The QC avoided giving an answer.
Mitting said he would insist on an answer... but no such answer has yet emerged.
We now know that the Metropolitan police deployed at least 42 undercover officers to spy on more than 1,000 political groups since 1968.
Four families are suing the Met for using the names of their dead children without their knowledge or permission – to create fake driving licences and passports to hide the real identities of undercover police officers.
The Guardian reported on 7 January that the 42 undercover officers we currently know about had not only obtained the birth and death certificates of the children, they had also researched the families of the dead children. They visited the neighbourhoods where the children had lived and even their graves, so as to create fake identities based on the details of dead children.
The four families are suing the Met in relation to: a boy who died at birth; a five-year old killed in a plane crash; a severely disabled boy who died at six; and a teenager who died at sea.

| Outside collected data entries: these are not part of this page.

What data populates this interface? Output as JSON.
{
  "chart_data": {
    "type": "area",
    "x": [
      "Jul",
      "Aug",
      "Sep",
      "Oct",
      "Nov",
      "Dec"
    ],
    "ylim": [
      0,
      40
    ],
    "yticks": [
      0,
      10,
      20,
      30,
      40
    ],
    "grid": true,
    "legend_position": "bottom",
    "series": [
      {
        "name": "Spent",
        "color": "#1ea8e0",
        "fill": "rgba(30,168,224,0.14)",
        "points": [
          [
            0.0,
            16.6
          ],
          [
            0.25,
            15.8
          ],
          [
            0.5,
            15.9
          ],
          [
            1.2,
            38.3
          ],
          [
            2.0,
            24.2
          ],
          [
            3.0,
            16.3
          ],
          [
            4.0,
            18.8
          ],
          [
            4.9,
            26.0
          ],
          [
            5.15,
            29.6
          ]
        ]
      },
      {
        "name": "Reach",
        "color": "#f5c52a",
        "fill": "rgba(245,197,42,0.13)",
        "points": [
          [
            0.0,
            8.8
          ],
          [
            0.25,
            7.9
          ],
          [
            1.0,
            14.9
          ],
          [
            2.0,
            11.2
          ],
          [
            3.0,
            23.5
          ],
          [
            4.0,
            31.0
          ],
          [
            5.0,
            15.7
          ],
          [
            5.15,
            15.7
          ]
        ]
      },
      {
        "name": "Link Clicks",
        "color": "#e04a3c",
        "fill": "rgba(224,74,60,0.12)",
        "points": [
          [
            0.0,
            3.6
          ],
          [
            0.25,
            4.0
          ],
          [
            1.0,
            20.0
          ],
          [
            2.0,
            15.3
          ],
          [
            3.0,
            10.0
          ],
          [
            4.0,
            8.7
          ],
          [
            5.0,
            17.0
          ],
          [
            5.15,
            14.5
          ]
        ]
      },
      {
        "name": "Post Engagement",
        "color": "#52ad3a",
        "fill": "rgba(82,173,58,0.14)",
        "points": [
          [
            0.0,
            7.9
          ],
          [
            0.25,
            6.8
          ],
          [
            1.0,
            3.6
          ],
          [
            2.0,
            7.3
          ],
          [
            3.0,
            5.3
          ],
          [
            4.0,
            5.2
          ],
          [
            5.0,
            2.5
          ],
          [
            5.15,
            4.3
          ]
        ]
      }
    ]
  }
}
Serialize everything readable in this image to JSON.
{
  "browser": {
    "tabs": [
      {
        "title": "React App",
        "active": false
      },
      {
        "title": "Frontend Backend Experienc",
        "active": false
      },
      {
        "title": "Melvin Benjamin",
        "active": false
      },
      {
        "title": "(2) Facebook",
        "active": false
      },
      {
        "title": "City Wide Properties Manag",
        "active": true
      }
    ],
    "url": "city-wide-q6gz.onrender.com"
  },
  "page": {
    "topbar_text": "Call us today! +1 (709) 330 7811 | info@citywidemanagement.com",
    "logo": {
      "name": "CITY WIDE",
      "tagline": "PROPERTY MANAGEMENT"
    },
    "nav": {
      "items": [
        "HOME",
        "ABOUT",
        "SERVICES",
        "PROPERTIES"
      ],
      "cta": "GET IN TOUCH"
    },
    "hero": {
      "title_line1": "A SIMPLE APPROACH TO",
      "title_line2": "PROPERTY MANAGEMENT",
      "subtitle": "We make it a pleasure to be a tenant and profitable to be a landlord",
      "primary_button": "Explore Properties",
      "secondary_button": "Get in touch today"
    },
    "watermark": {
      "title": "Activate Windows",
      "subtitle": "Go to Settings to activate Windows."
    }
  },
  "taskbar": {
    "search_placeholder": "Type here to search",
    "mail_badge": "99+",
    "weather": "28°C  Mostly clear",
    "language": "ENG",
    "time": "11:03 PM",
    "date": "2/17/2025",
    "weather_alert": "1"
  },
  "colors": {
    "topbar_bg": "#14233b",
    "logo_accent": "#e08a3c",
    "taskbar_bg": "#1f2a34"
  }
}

The families are arguing that the police misused private information and intruded on their personal grief, causing them distress and damaging their mental health.
Over the years, the Met has paid ‘substantial’ but undisclosed sums to at least seven women who have taken legal action after being deceived into relationships with officers under their false identities.

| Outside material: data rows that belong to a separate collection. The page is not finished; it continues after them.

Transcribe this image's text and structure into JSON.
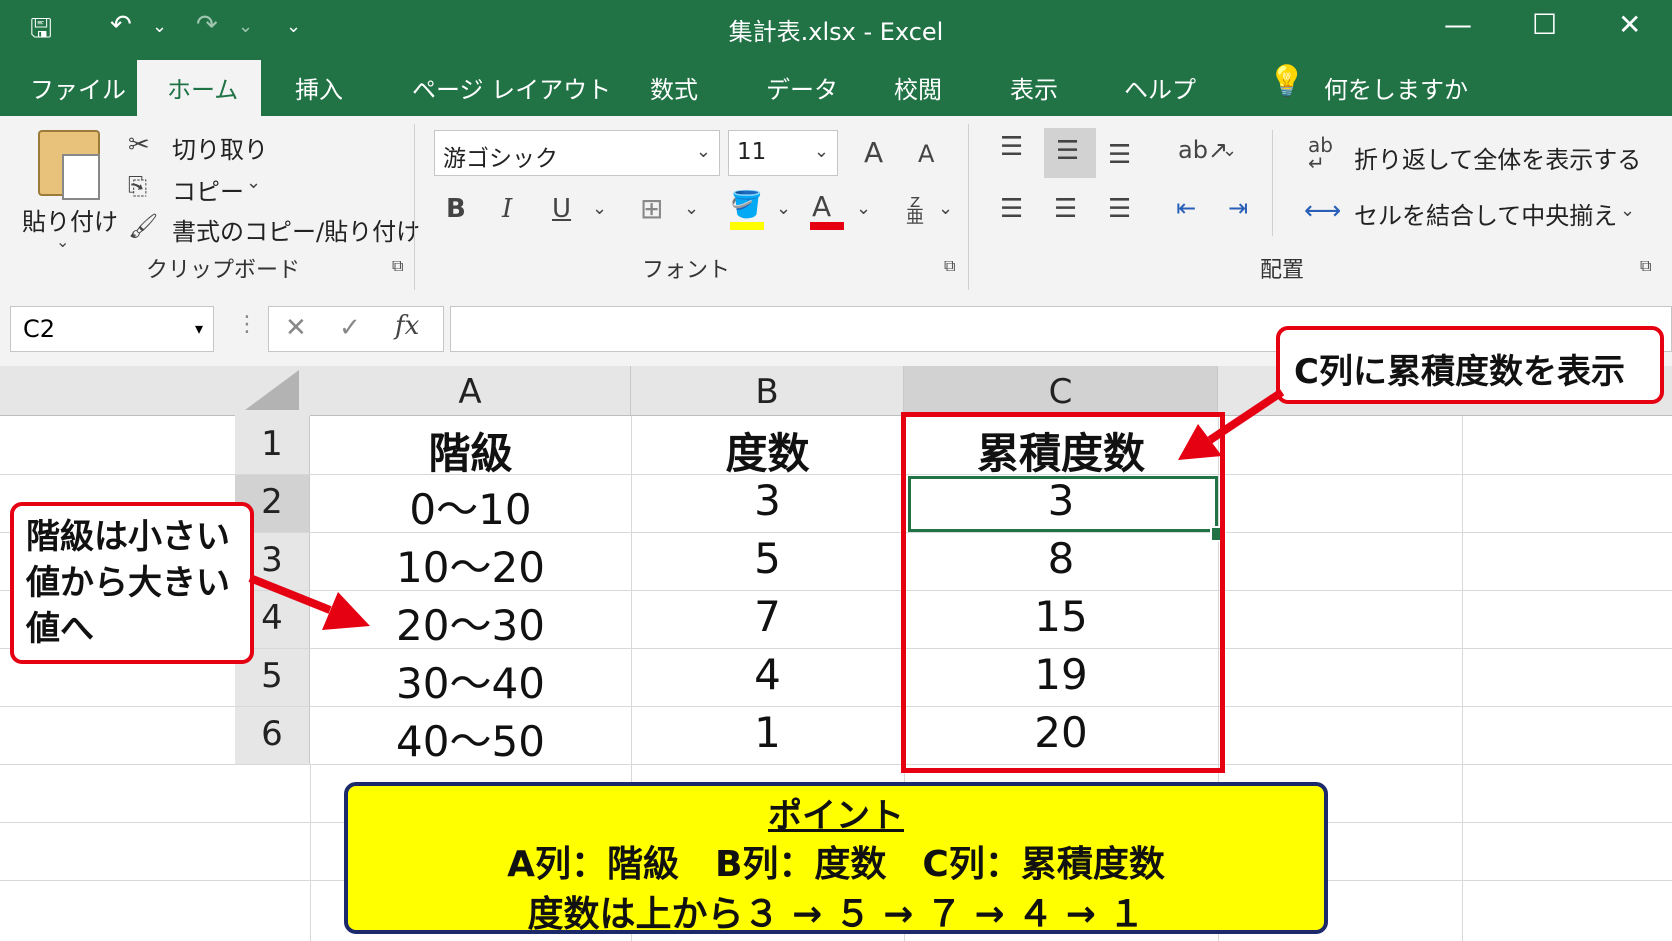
{
  "window": {
    "title": "集計表.xlsx - Excel",
    "minimize": "—",
    "maximize": "☐",
    "close": "✕"
  },
  "quick_access": {
    "save": "🖫",
    "undo": "↶",
    "redo": "↷",
    "customize": "⌄"
  },
  "tabs": [
    "ファイル",
    "ホーム",
    "挿入",
    "ページ レイアウト",
    "数式",
    "データ",
    "校閲",
    "表示",
    "ヘルプ"
  ],
  "tell_me": "何をしますか",
  "ribbon": {
    "clipboard": {
      "paste": "貼り付け",
      "cut": "切り取り",
      "copy": "コピー",
      "format_painter": "書式のコピー/貼り付け",
      "group_label": "クリップボード"
    },
    "font": {
      "font_name": "游ゴシック",
      "font_size": "11",
      "bold": "B",
      "italic": "I",
      "underline": "U",
      "grow": "A",
      "shrink": "A",
      "font_color": "A",
      "group_label": "フォント"
    },
    "alignment": {
      "wrap_text": "折り返して全体を表示する",
      "merge_center": "セルを結合して中央揃え",
      "group_label": "配置"
    }
  },
  "formula_bar": {
    "name_box": "C2",
    "cancel": "✕",
    "enter": "✓",
    "fx": "fx",
    "value": ""
  },
  "columns": [
    "A",
    "B",
    "C"
  ],
  "rows": [
    {
      "n": "1",
      "a": "階級",
      "b": "度数",
      "c": "累積度数"
    },
    {
      "n": "2",
      "a": "0〜10",
      "b": "3",
      "c": "3"
    },
    {
      "n": "3",
      "a": "10〜20",
      "b": "5",
      "c": "8"
    },
    {
      "n": "4",
      "a": "20〜30",
      "b": "7",
      "c": "15"
    },
    {
      "n": "5",
      "a": "30〜40",
      "b": "4",
      "c": "19"
    },
    {
      "n": "6",
      "a": "40〜50",
      "b": "1",
      "c": "20"
    }
  ],
  "annotations": {
    "top_callout": "C列に累積度数を表示",
    "left_callout": [
      "階級は小さい",
      "値から大きい",
      "値へ"
    ],
    "point_title": "ポイント",
    "point_line1": "A列：階級　B列：度数　C列：累積度数",
    "point_line2": "度数は上から３ → ５ → ７ → ４ → １"
  },
  "colors": {
    "excel_green": "#217346",
    "annotation_red": "#e50012",
    "highlight_yellow": "#ffff00",
    "point_border": "#1c2a6b"
  }
}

Last October, Scotland Yard apologised and also paid ‘substantial’ but undisclosed compensation to the son of undercover cop Bob Lambert, who formed a long relationship with the man’s mother while undercover.
The son said in his lawsuit that he had suffered psychiatric damage after discovering, at the age of 26, that his father was not the committed left-wing activist he had been led to believe. Lambert had abandoned him and his mother when the child was two, claiming in 1988 that he was ‘wanted by the police’ and had to flee to Spain.